Income and Birth Outcomes: Examining the Mechanisms of the Earned Income Tax Credit
*Names in bold indicate Presenter
The purpose of this study is to analyze the mechanisms through which state-level EITC affects LBW rates in the United States. Utilizing the 2016 restricted state-level vital statistics data, the study tests three mediation effects: maternal smoking, prenatal care use and stress. The analytical sample included only African American women (n=559,233) as they face the highest rates of adverse birth outcomes and form the majority of the low-income population. Using a PATH analysis, I simultaneously model the three hypothesized mediation effects controlling for nativity, adequate weight gain, marital status, education, number of children and body mass index. Preliminary results show that state adoption of an EITC is associated with a 6.2% (0.008) improvement in LBW amongst African American women, and this effect is mediated by prenatal care use and stress. However, state adoption of an EITC increased the likelihood of smoking during pregnancy [2.2% (0.0006)] but was associated with an increase in prenatal care use [3.3% (0.001)] and a reduction in stress [0.28% (0.001)]. The findings also reveal that stress has the highest mediation effect in the association of EITC and LBW.
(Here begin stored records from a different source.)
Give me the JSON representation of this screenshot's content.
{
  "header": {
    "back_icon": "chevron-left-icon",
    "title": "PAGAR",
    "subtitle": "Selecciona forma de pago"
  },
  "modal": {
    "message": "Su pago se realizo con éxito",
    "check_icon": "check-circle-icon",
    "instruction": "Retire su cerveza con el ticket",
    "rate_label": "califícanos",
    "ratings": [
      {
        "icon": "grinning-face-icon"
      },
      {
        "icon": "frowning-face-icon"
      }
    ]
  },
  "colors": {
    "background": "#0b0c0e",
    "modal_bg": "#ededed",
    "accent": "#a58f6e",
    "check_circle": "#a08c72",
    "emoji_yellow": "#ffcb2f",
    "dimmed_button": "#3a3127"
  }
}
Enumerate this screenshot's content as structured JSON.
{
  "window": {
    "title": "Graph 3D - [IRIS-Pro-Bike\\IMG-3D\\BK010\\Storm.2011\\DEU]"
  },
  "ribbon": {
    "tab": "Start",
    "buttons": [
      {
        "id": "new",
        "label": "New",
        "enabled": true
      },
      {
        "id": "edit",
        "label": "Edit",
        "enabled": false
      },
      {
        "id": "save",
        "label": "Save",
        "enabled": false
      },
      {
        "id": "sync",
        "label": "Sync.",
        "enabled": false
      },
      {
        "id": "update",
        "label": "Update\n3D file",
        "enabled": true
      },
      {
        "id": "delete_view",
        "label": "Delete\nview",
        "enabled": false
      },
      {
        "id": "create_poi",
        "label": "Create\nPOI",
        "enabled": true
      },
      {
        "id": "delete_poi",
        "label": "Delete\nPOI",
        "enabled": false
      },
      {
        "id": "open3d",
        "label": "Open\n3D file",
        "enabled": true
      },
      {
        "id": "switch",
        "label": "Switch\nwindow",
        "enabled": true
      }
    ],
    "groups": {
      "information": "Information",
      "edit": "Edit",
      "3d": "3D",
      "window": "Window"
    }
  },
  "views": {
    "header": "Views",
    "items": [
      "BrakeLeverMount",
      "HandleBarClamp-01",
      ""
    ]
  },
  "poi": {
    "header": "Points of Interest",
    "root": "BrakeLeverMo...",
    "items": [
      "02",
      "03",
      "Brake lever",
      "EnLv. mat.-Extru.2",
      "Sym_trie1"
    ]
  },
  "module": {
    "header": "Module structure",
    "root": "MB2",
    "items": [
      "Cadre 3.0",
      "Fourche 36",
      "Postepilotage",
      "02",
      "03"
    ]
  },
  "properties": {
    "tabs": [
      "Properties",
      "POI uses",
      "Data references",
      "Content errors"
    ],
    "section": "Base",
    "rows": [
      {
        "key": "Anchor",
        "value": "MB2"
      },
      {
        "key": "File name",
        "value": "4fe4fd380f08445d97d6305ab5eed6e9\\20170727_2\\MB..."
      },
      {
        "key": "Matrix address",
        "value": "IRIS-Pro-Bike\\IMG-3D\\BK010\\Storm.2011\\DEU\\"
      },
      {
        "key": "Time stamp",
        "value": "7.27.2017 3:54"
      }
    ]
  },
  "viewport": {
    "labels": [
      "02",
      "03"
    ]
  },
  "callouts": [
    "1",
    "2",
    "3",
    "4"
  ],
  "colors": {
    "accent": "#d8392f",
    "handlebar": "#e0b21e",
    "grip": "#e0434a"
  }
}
The Healthy People 2020 cites poverty as a major determinant for adverse birth outcomes and has prioritized the reduction of LBW in its objectives. Understanding the mechanisms through which EITC operates is important for policymakers to understand how different outcomes are produced. The findings from this study suggest the need for enhanced smoking cessation programs amongst the African American population to reinforce the effects of the EITC.